Methods: This study was divided into two phases. Phase
1 was a retrospective hospital clinical case audit to determine patterns of CVD
presentation. The study population included SA and AA patients hospitalised for ischaemic heart disease. Baseline characteristics,
evidence of diabetes and other CVD risk factors were compared. Angiographic
data were also compared to determine severity and these were assessed using a modified Gensini score. In phase 2,
semi-structured indepth interviews were conducted with 57 participants (41 SAs
and 16 AAs) with either T2D and/or CVD.
Results: Phase 1 confirmed the SA pattern of CVD presentation in other western
nations, i.e. high rates of cardiovascular disease at younger ages, with greater severity, higher
rates of T2D and low BMI measurements (a conventional risk factor).
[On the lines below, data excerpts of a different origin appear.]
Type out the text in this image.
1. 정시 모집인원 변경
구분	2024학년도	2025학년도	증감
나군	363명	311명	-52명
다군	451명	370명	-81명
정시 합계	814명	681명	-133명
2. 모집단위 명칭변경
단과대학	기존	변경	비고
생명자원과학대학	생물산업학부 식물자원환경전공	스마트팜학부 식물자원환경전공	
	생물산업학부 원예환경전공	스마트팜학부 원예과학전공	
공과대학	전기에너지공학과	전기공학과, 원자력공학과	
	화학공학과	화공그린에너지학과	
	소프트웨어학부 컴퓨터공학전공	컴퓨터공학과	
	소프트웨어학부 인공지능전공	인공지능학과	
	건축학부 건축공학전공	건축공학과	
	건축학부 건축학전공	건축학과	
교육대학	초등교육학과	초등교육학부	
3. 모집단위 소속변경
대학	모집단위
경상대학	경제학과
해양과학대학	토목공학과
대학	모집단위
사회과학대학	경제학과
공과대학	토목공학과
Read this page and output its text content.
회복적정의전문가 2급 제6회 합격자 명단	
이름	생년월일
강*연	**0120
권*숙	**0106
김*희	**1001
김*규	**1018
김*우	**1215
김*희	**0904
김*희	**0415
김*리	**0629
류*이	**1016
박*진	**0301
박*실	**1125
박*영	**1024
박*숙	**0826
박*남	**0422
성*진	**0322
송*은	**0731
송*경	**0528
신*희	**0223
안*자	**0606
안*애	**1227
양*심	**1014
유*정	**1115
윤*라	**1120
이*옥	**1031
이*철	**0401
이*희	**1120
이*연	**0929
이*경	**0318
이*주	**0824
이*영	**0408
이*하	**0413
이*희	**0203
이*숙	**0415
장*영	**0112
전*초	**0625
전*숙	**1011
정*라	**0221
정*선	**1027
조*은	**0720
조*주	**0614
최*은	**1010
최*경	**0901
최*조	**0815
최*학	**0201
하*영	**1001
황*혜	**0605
Findings from phase 2 indicated
key similarities and differences between the perceptions and experiences of the participants
drawn from the two ethnic groups. These pertained to their engagement with health professionals and
the health system, their self-management practices such as physical activity
and dietary patterns, as well as the bidirectional effects of migration on
their health related behaviours.
Conclusions and future direction: The findings presented in this thesis have made an original contribution in an area where there is a strong need for an evidence base to inform health service delivery and public health action to alleviate the increasing burden of CVD and T2D among SAs. This group should be targeted for more aggressive screening for these diseases at younger ages with more intensive treatment strategies. Prevention and management strategies need to be individually and communally tailored as well as culturally appropriate. Health professionals should bear this in mind when providing clinical advice. Similarly, those responsible for the development and implementation of health promotion interventions for prevention and management of these diseases will need to consider culturally sensitive approaches.